At a 3-month followup seven of the 11 remained-diabetes free and those who did not had regained weight. And although there was no official followup beyond the 3-month point, some of the original participants still reported being diabetes-free as recently as 2016.
CounterBALANCE: You CAN stay diabetes-free
The Counterbalance study (2015) was a follow-up to the Counterpoint study, and addressed some of the loudest criticisms of the original. It was larger (29 people) and included both long-term (more than 8 years) and short-term (less than 4 years) diabetic patients. Participants followed the same diet used in the Counterpoint study.
By week eight, 87% of the short-term group and 50% of the long-term group had reversed their diabetes. Both groups also saw significant improvement in their blood pressure and cholesterol, on a par with the effect of medication. Both groups lost roughly the same amount of weight during the study, leading researchers to conclude that the longer a person has diabetes, the less likely they are to respond to dietary therapy. However, the fact that 50% were still able to reverse the condition means that dietary therapy is a promising option even for long-term diabetics.

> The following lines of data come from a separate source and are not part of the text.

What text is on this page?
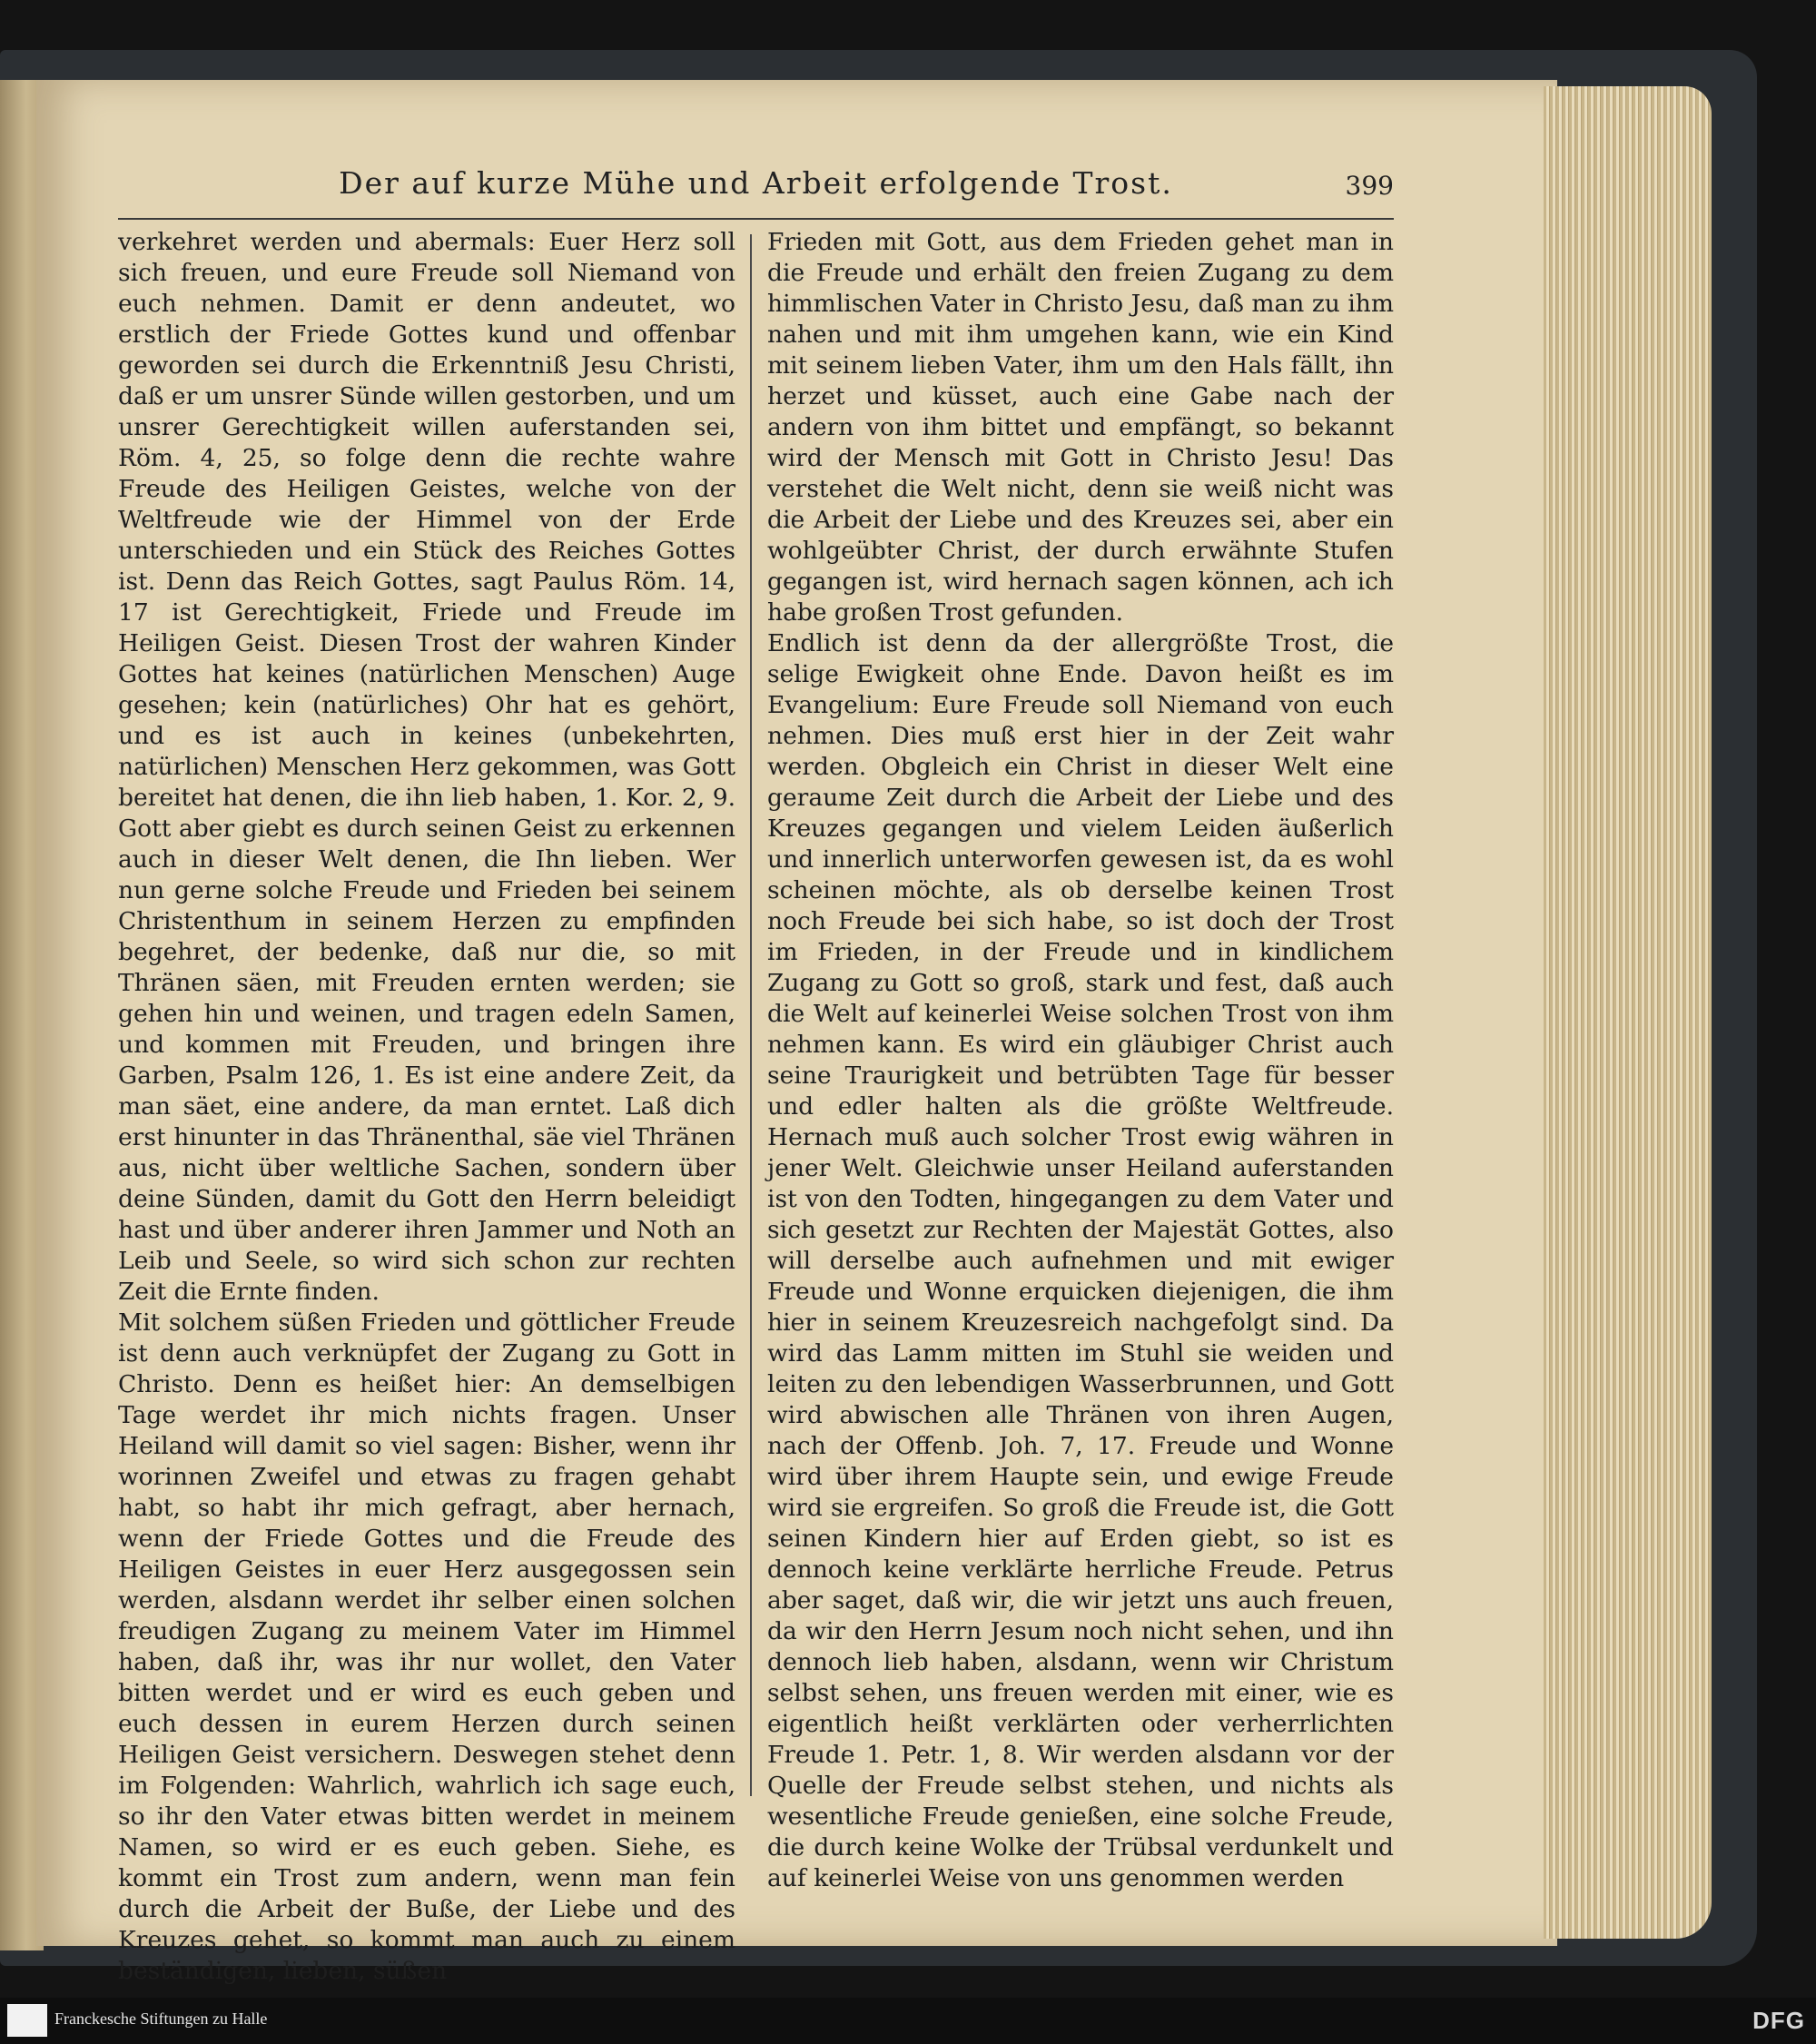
Der auf kurze Mühe und Arbeit erfolgende Trost.	399

verkehret werden und abermals: Euer Herz soll sich freuen, und eure Freude soll Niemand von euch nehmen. Damit er denn andeutet, wo erstlich der Friede Gottes kund und offenbar geworden sei durch die Erkenntniß Jesu Christi, daß er um unsrer Sünde willen gestorben, und um unsrer Gerechtigkeit willen auferstanden sei, Röm. 4, 25, so folge denn die rechte wahre Freude des Heiligen Geistes, welche von der Weltfreude wie der Himmel von der Erde unterschieden und ein Stück des Reiches Gottes ist. Denn das Reich Gottes, sagt Paulus Röm. 14, 17 ist Gerechtigkeit, Friede und Freude im Heiligen Geist. Diesen Trost der wahren Kinder Gottes hat keines (natürlichen Menschen) Auge gesehen; kein (natürliches) Ohr hat es gehört, und es ist auch in keines (unbekehrten, natürlichen) Menschen Herz gekommen, was Gott bereitet hat denen, die ihn lieb haben, 1. Kor. 2, 9. Gott aber giebt es durch seinen Geist zu erkennen auch in dieser Welt denen, die Ihn lieben. Wer nun gerne solche Freude und Frieden bei seinem Christenthum in seinem Herzen zu empfinden begehret, der bedenke, daß nur die, so mit Thränen säen, mit Freuden ernten werden; sie gehen hin und weinen, und tragen edeln Samen, und kommen mit Freuden, und bringen ihre Garben, Psalm 126, 1. Es ist eine andere Zeit, da man säet, eine andere, da man erntet. Laß dich erst hinunter in das Thränenthal, säe viel Thränen aus, nicht über weltliche Sachen, sondern über deine Sünden, damit du Gott den Herrn beleidigt hast und über anderer ihren Jammer und Noth an Leib und Seele, so wird sich schon zur rechten Zeit die Ernte finden.
Mit solchem süßen Frieden und göttlicher Freude ist denn auch verknüpfet der Zugang zu Gott in Christo. Denn es heißet hier: An demselbigen Tage werdet ihr mich nichts fragen. Unser Heiland will damit so viel sagen: Bisher, wenn ihr worinnen Zweifel und etwas zu fragen gehabt habt, so habt ihr mich gefragt, aber hernach, wenn der Friede Gottes und die Freude des Heiligen Geistes in euer Herz ausgegossen sein werden, alsdann werdet ihr selber einen solchen freudigen Zugang zu meinem Vater im Himmel haben, daß ihr, was ihr nur wollet, den Vater bitten werdet und er wird es euch geben und euch dessen in eurem Herzen durch seinen Heiligen Geist versichern. Deswegen stehet denn im Folgenden: Wahrlich, wahrlich ich sage euch, so ihr den Vater etwas bitten werdet in meinem Namen, so wird er es euch geben. Siehe, es kommt ein Trost zum andern, wenn man fein durch die Arbeit der Buße, der Liebe und des Kreuzes gehet, so kommt man auch zu einem beständigen, lieben, süßen

Frieden mit Gott, aus dem Frieden gehet man in die Freude und erhält den freien Zugang zu dem himmlischen Vater in Christo Jesu, daß man zu ihm nahen und mit ihm umgehen kann, wie ein Kind mit seinem lieben Vater, ihm um den Hals fällt, ihn herzet und küsset, auch eine Gabe nach der andern von ihm bittet und empfängt, so bekannt wird der Mensch mit Gott in Christo Jesu! Das verstehet die Welt nicht, denn sie weiß nicht was die Arbeit der Liebe und des Kreuzes sei, aber ein wohlgeübter Christ, der durch erwähnte Stufen gegangen ist, wird hernach sagen können, ach ich habe großen Trost gefunden.
Endlich ist denn da der allergrößte Trost, die selige Ewigkeit ohne Ende. Davon heißt es im Evangelium: Eure Freude soll Niemand von euch nehmen. Dies muß erst hier in der Zeit wahr werden. Obgleich ein Christ in dieser Welt eine geraume Zeit durch die Arbeit der Liebe und des Kreuzes gegangen und vielem Leiden äußerlich und innerlich unterworfen gewesen ist, da es wohl scheinen möchte, als ob derselbe keinen Trost noch Freude bei sich habe, so ist doch der Trost im Frieden, in der Freude und in kindlichem Zugang zu Gott so groß, stark und fest, daß auch die Welt auf keinerlei Weise solchen Trost von ihm nehmen kann. Es wird ein gläubiger Christ auch seine Traurigkeit und betrübten Tage für besser und edler halten als die größte Weltfreude. Hernach muß auch solcher Trost ewig währen in jener Welt. Gleichwie unser Heiland auferstanden ist von den Todten, hingegangen zu dem Vater und sich gesetzt zur Rechten der Majestät Gottes, also will derselbe auch aufnehmen und mit ewiger Freude und Wonne erquicken diejenigen, die ihm hier in seinem Kreuzesreich nachgefolgt sind. Da wird das Lamm mitten im Stuhl sie weiden und leiten zu den lebendigen Wasserbrunnen, und Gott wird abwischen alle Thränen von ihren Augen, nach der Offenb. Joh. 7, 17. Freude und Wonne wird über ihrem Haupte sein, und ewige Freude wird sie ergreifen. So groß die Freude ist, die Gott seinen Kindern hier auf Erden giebt, so ist es dennoch keine verklärte herrliche Freude. Petrus aber saget, daß wir, die wir jetzt uns auch freuen, da wir den Herrn Jesum noch nicht sehen, und ihn dennoch lieb haben, alsdann, wenn wir Christum selbst sehen, uns freuen werden mit einer, wie es eigentlich heißt verklärten oder verherrlichten Freude 1. Petr. 1, 8. Wir werden alsdann vor der Quelle der Freude selbst stehen, und nichts als wesentliche Freude genießen, eine solche Freude, die durch keine Wolke der Trübsal verdunkelt und auf keinerlei Weise von uns genommen werden

Franckesche Stiftungen zu Halle	DFG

After transitioning back to normal eating, the study volunteers were given individualized dietary advice and followed for six months. Those who had reversed their diabetes sustained their weight loss and remained diabetes-free at 6 months post-diet.
As a result of this study’s findings, DiabetesUK—the British counterpart to the American Diabetes Association—agreed to fund a third, much larger study.

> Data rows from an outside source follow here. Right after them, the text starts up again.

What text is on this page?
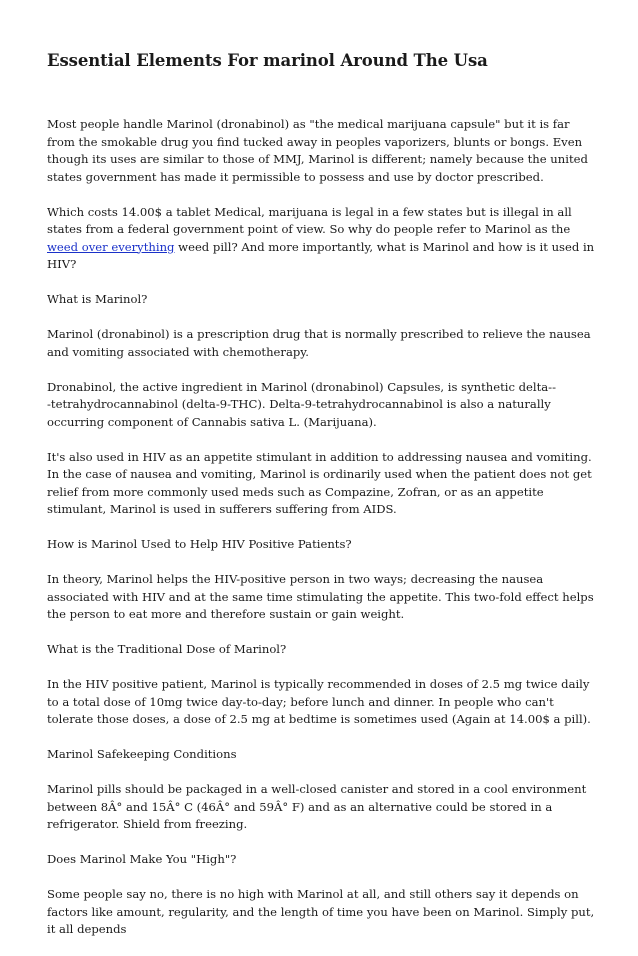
Essential Elements For marinol Around The Usa

Most people handle Marinol (dronabinol) as "the medical marijuana capsule" but it is far from the smokable drug you find tucked away in peoples vaporizers, blunts or bongs. Even though its uses are similar to those of MMJ, Marinol is different; namely because the united states government has made it permissible to possess and use by doctor prescribed.

Which costs 14.00$ a tablet Medical, marijuana is legal in a few states but is illegal in all states from a federal government point of view. So why do people refer to Marinol as the weed over everything weed pill? And more importantly, what is Marinol and how is it used in HIV?

What is Marinol?

Marinol (dronabinol) is a prescription drug that is normally prescribed to relieve the nausea and vomiting associated with chemotherapy.

Dronabinol, the active ingredient in Marinol (dronabinol) Capsules, is synthetic delta--
-tetrahydrocannabinol (delta-9-THC). Delta-9-tetrahydrocannabinol is also a naturally occurring component of Cannabis sativa L. (Marijuana).

It's also used in HIV as an appetite stimulant in addition to addressing nausea and vomiting. In the case of nausea and vomiting, Marinol is ordinarily used when the patient does not get relief from more commonly used meds such as Compazine, Zofran, or as an appetite stimulant, Marinol is used in sufferers suffering from AIDS.

How is Marinol Used to Help HIV Positive Patients?

In theory, Marinol helps the HIV-positive person in two ways; decreasing the nausea associated with HIV and at the same time stimulating the appetite. This two-fold effect helps the person to eat more and therefore sustain or gain weight.

What is the Traditional Dose of Marinol?

In the HIV positive patient, Marinol is typically recommended in doses of 2.5 mg twice daily to a total dose of 10mg twice day-to-day; before lunch and dinner. In people who can't tolerate those doses, a dose of 2.5 mg at bedtime is sometimes used (Again at 14.00$ a pill).

Marinol Safekeeping Conditions

Marinol pills should be packaged in a well-closed canister and stored in a cool environment between 8Â° and 15Â° C (46Â° and 59Â° F) and as an alternative could be stored in a refrigerator. Shield from freezing.

Does Marinol Make You "High"?

Some people say no, there is no high with Marinol at all, and still others say it depends on factors like amount, regularity, and the length of time you have been on Marinol. Simply put, it all depends
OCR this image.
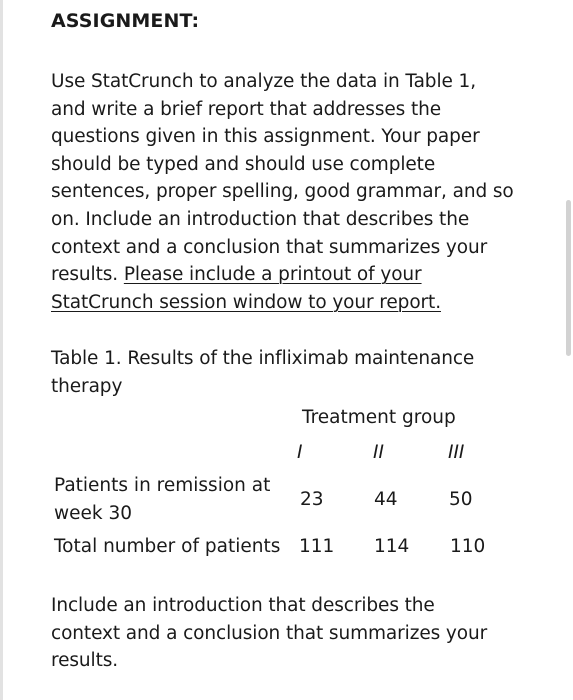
ASSIGNMENT:
Use StatCrunch to analyze the data in Table 1,
and write a brief report that addresses the
questions given in this assignment. Your paper
should be typed and should use complete
sentences, proper spelling, good grammar, and so
on. Include an introduction that describes the
context and a conclusion that summarizes your
results. Please include a printout of your
StatCrunch session window to your report.
Table 1. Results of the infliximab maintenance
therapy
Treatment group
I	II	III
Patients in remission at
week 30
23	44	50
Total number of patients 111 114 110
Include an introduction that describes the
context and a conclusion that summarizes your
results.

DiRECT: More gradual weight loss can have the same effect
This most recent study, funded by DiabetesUK, is still underway but has published its initial results. The goal was to see whether an intensive weight-loss program administered through primary-care doctors’ offices could have the same effect as the stringently-controlled earlier studies. It consisted of 306 people divided into the treatment group, who followed the weight-loss program, and a control group who received standard diabetes care. All of the volunteers had been diagnosed within the past six years.
For the DiRECT study, volunteers followed a higher-calorie diet (825-853 calories per day, rather than 700) for a longer period of time (3-5 months). As with the Counterpoint and Counterbalance studies, the diet consisted of meal replacement shakes. The participants then spent 2-8 weeks transitioning back to everyday eating, with structured weight-loss education throughout. They were once again assessed at the 12-month mark.
At 12 months, 46% of those in the treatment group had reversed their type 2 diabetes and remained diabetes-free. And in real-world terms, the number is likely higher.
Only 86% of those in the treatment group showed up for their 12-month followup. The researchers used the medical records of the no-shows where available, but 4% had no records. In addition, 17% of participants stopped treatment before 12 months was up and another 4% agreed to treatment but never actually began the diet. The 46% statistic includes all of these—those who never began treatment, those who dropped out midway, and those for whom there was no followup—in the 54% who did not achieve a reversal. When we include only those who actually completed the program, the results are even more dramatic.
In addition, the study of people attempting to reverse their diabetes on their own (2013) found that some 68% achieved their goal, while others were able to reduce their blood glucose levels even though they fell short of actual reversal.
Can we reverse type 2 diabetes? The Newcastle studies say we can, and that dietary intervention should be the first-line treatment.